Friday, October 23, 2015

Principal calls cops on union rep at San Lorenzo school


The full video
Posted by Amy Bellamy on Tuesday, October 20, 2015
A friend of mine, a teacher, sent me this video. It's from a classroom in a school a few miles away in San Lorenzo. Here's what my friend had to say: "A friend just sent this to me. This happened at a duty free lunch union meeting the other day in San Lorenzo. The assistance principal of the school actually called the cops to escort a union rep off campus! Talk about police state! I'm shocked but not surprised..."

The Union rep threatens a UBL, an Unfair Labor Practice. This is standard procedure for the strategists in our unions, appeal to the bosses' courts. No one would say we should never use the courts but going to court isn't what built the unions and it won't be the courts that save them either.

We cannot rely on the lawyers and the courts to defend any of our rights or our standard of living in the last analysis. The teachers union has perhaps 300,000 members in this state. The NEA is the largest union in the country.  The AFL-CIO in California has some 2 million members affiliated to it. This is where our power lies unfortunately, the folks that lead our unions are more afraid of the members becoming conscious of that power as they will inevitably use it which throws the union officialdom in to conflict with the bosses, a relationship  that they have built over the years based on labor peace and cooperation. So what if the courts find against the teachers? What then? We have to impose our will on society.
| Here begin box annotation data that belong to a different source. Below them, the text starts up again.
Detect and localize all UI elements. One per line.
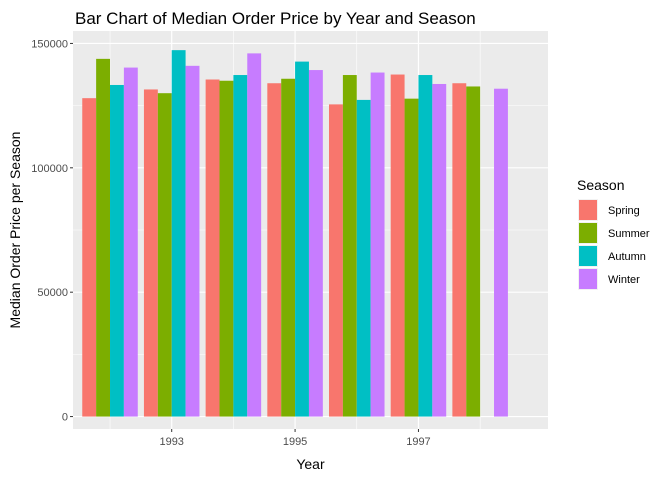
bar-autumn-1994 bbox=[233, 75, 248, 417]
x-tick-label: 1993 bbox=[159, 436, 183, 448]
x-axis-title: Year bbox=[296, 456, 325, 472]
bar-summer-1995 bbox=[281, 78, 296, 417]
bar-summer-1994 bbox=[219, 80, 234, 417]
chart-title: Bar Chart of Median Order Price by Year … bbox=[75, 9, 476, 28]
y-axis-title: Median Order Price per Season bbox=[7, 132, 23, 329]
bar-spring-1996 bbox=[329, 104, 343, 417]
bar-winter-1997 bbox=[432, 83, 447, 417]
bar-spring-1997 bbox=[390, 74, 405, 417]
bar-autumn-1996 bbox=[356, 99, 371, 417]
bar-spring-1998 bbox=[452, 83, 467, 417]
y-tick-label: 0 bbox=[62, 412, 68, 424]
y-tick-label: 100000 bbox=[31, 163, 68, 175]
legend-label-spring: Spring bbox=[608, 205, 640, 217]
bar-autumn-1992 bbox=[110, 84, 124, 417]
bar-autumn-1993 bbox=[171, 50, 186, 417]
bar-winter-1993 bbox=[185, 65, 200, 417]
bar-winter-1994 bbox=[247, 53, 262, 417]
legend-swatch-spring bbox=[579, 200, 597, 220]
bar-autumn-1997 bbox=[418, 75, 433, 417]
legend-label-summer: Summer bbox=[608, 228, 650, 240]
bar-summer-1993 bbox=[157, 93, 172, 417]
legend-swatch-summer bbox=[579, 223, 597, 243]
x-tick-label: 1995 bbox=[283, 436, 307, 448]
x-axis: 1993 1995 1997 bbox=[159, 429, 431, 448]
bar-spring-1993 bbox=[143, 89, 158, 417]
legend-title: Season bbox=[577, 177, 624, 193]
bar-winter-1996 bbox=[370, 72, 385, 417]
bar-spring-1995 bbox=[267, 83, 282, 417]
legend-label-winter: Winter bbox=[608, 274, 640, 286]
bar-summer-1998 bbox=[466, 86, 481, 417]
y-tick-label: 150000 bbox=[31, 38, 68, 50]
legend-swatch-autumn bbox=[579, 246, 597, 266]
bar-winter-1992 bbox=[123, 67, 138, 417]
bar-autumn-1995 bbox=[295, 61, 309, 417]
bars bbox=[82, 50, 508, 417]
legend-label-autumn: Autumn bbox=[608, 251, 646, 263]
bar-summer-1996 bbox=[342, 75, 357, 417]
legend: Season Spring Summer Autumn Winter bbox=[577, 177, 650, 290]
x-tick-label: 1997 bbox=[406, 436, 430, 448]
y-tick-label: 50000 bbox=[37, 287, 68, 299]
legend-swatch-winter bbox=[579, 269, 597, 289]
bar-winter-1995 bbox=[308, 70, 323, 417]
bar-spring-1992 bbox=[82, 98, 97, 417]
bar-spring-1994 bbox=[205, 79, 220, 417]
bar-winter-1998 bbox=[494, 88, 508, 417]
bar-summer-1997 bbox=[404, 98, 419, 417]
y-axis: 0 50000 100000 150000 bbox=[31, 38, 73, 424]
bar-summer-1992 bbox=[96, 58, 111, 417]
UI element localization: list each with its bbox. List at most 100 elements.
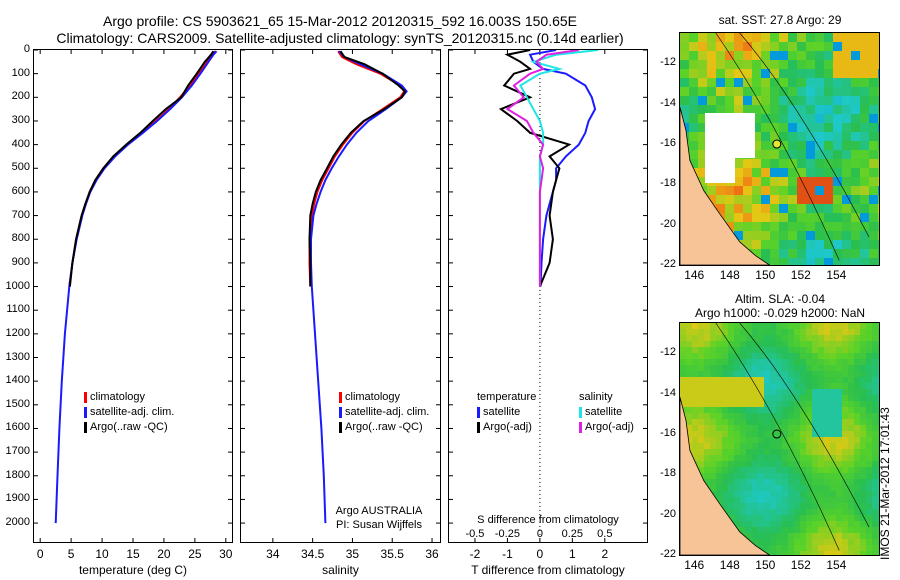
- map-cell: [797, 231, 807, 241]
- map-cell: [833, 51, 843, 61]
- map-cell: [764, 377, 771, 384]
- map-cell: [866, 371, 873, 378]
- map-cell: [806, 204, 816, 214]
- map-cell: [716, 329, 723, 336]
- map-cell: [848, 329, 855, 336]
- map-cell: [818, 359, 825, 366]
- map-cell: [710, 473, 717, 480]
- map-cell: [788, 249, 798, 259]
- map-cell: [752, 249, 762, 259]
- map-cell: [872, 383, 879, 390]
- map-cell: [824, 114, 834, 124]
- map-cell: [806, 509, 813, 516]
- map-cell: [740, 395, 747, 402]
- legend-label: Argo(-adj): [483, 421, 532, 433]
- map-cell: [812, 401, 819, 408]
- map-cell: [752, 497, 759, 504]
- no-data-patch: [705, 143, 735, 183]
- map-cell: [716, 78, 726, 88]
- map-cell: [794, 485, 801, 492]
- map-cell: [818, 455, 825, 462]
- map-cell: [776, 383, 783, 390]
- map-cell: [716, 437, 723, 444]
- map-cell: [758, 479, 765, 486]
- depth-tick-label: 300: [11, 113, 30, 126]
- map-cell: [878, 323, 879, 330]
- map-cell: [860, 51, 870, 61]
- map-cell: [788, 533, 795, 540]
- map-cell: [848, 521, 855, 528]
- map-cell: [740, 485, 747, 492]
- map-cell: [716, 443, 723, 450]
- map-cell: [710, 365, 717, 372]
- map-cell: [758, 431, 765, 438]
- map-cell: [770, 51, 780, 61]
- map-x-tick-label: 154: [826, 558, 847, 572]
- map-cell: [860, 533, 867, 540]
- map-cell: [812, 473, 819, 480]
- legend-label: climatology: [90, 391, 146, 403]
- map-cell: [692, 371, 699, 378]
- map-cell: [797, 33, 807, 43]
- map-cell: [806, 33, 816, 43]
- map-cell: [794, 455, 801, 462]
- map-cell: [824, 105, 834, 115]
- map-cell: [716, 425, 723, 432]
- map-cell: [698, 449, 705, 456]
- map-cell: [746, 527, 753, 534]
- map-cell: [800, 377, 807, 384]
- map-cell: [782, 383, 789, 390]
- map-cell: [734, 443, 741, 450]
- map-cell: [797, 123, 807, 133]
- map-cell: [800, 449, 807, 456]
- map-cell: [698, 341, 705, 348]
- map-cell: [860, 329, 867, 336]
- map-cell: [842, 60, 852, 70]
- map-cell: [794, 473, 801, 480]
- map-cell: [788, 258, 798, 265]
- map-cell: [788, 383, 795, 390]
- x-tick-label: 5: [67, 547, 75, 561]
- map-cell: [878, 449, 879, 456]
- map-cell: [680, 105, 690, 115]
- map-cell: [860, 132, 870, 142]
- map-cell: [728, 509, 735, 516]
- map-cell: [836, 425, 843, 432]
- map-cell: [806, 473, 813, 480]
- map-cell: [818, 407, 825, 414]
- map-cell: [797, 177, 807, 187]
- map-cell: [752, 69, 762, 79]
- map-cell: [818, 365, 825, 372]
- map-cell: [770, 527, 777, 534]
- map-cell: [788, 449, 795, 456]
- map-cell: [815, 114, 825, 124]
- map-cell: [680, 359, 687, 366]
- map-cell: [833, 177, 843, 187]
- map-cell: [833, 195, 843, 205]
- map-cell: [704, 353, 711, 360]
- map-cell: [815, 249, 825, 259]
- map-cell: [836, 527, 843, 534]
- map-cell: [770, 159, 780, 169]
- map-cell: [860, 371, 867, 378]
- map-cell: [836, 401, 843, 408]
- map-cell: [806, 69, 816, 79]
- map-cell: [770, 258, 780, 265]
- map-cell: [782, 515, 789, 522]
- map-cell: [836, 551, 843, 555]
- map-cell: [770, 335, 777, 342]
- map-cell: [866, 527, 873, 534]
- map-cell: [782, 431, 789, 438]
- map-cell: [740, 509, 747, 516]
- map-cell: [734, 329, 741, 336]
- map-cell: [797, 42, 807, 52]
- map-cell: [848, 515, 855, 522]
- map-cell: [710, 461, 717, 468]
- map-cell: [842, 545, 849, 552]
- map-cell: [812, 347, 819, 354]
- map-cell: [728, 323, 735, 330]
- map-cell: [710, 371, 717, 378]
- map-cell: [761, 60, 771, 70]
- map-cell: [764, 359, 771, 366]
- map-cell: [770, 467, 777, 474]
We'll all be in camps by the time the union officials decide the courts aren't working. When the employers and their state resort to this all work should stop.  The anger in society is such that there is a mood for this but we have been savaged by so many defeats and the refusal of the union hierarchy to organize resistance that people are scared, it's not that they're not angry or willing, but such actions necessary to back this stuff off must be organized and the rank and file union member has to do it.

It is no doubt difficult when faced with a war on two fronts, the 1% and their representatives on the one hand and the passive approach of the trade union hierarchy which amounts to capitulation in the last analysis.

1 comment:

Unknown said...

At what point can we say that we have evolved into a quasi-fascist society?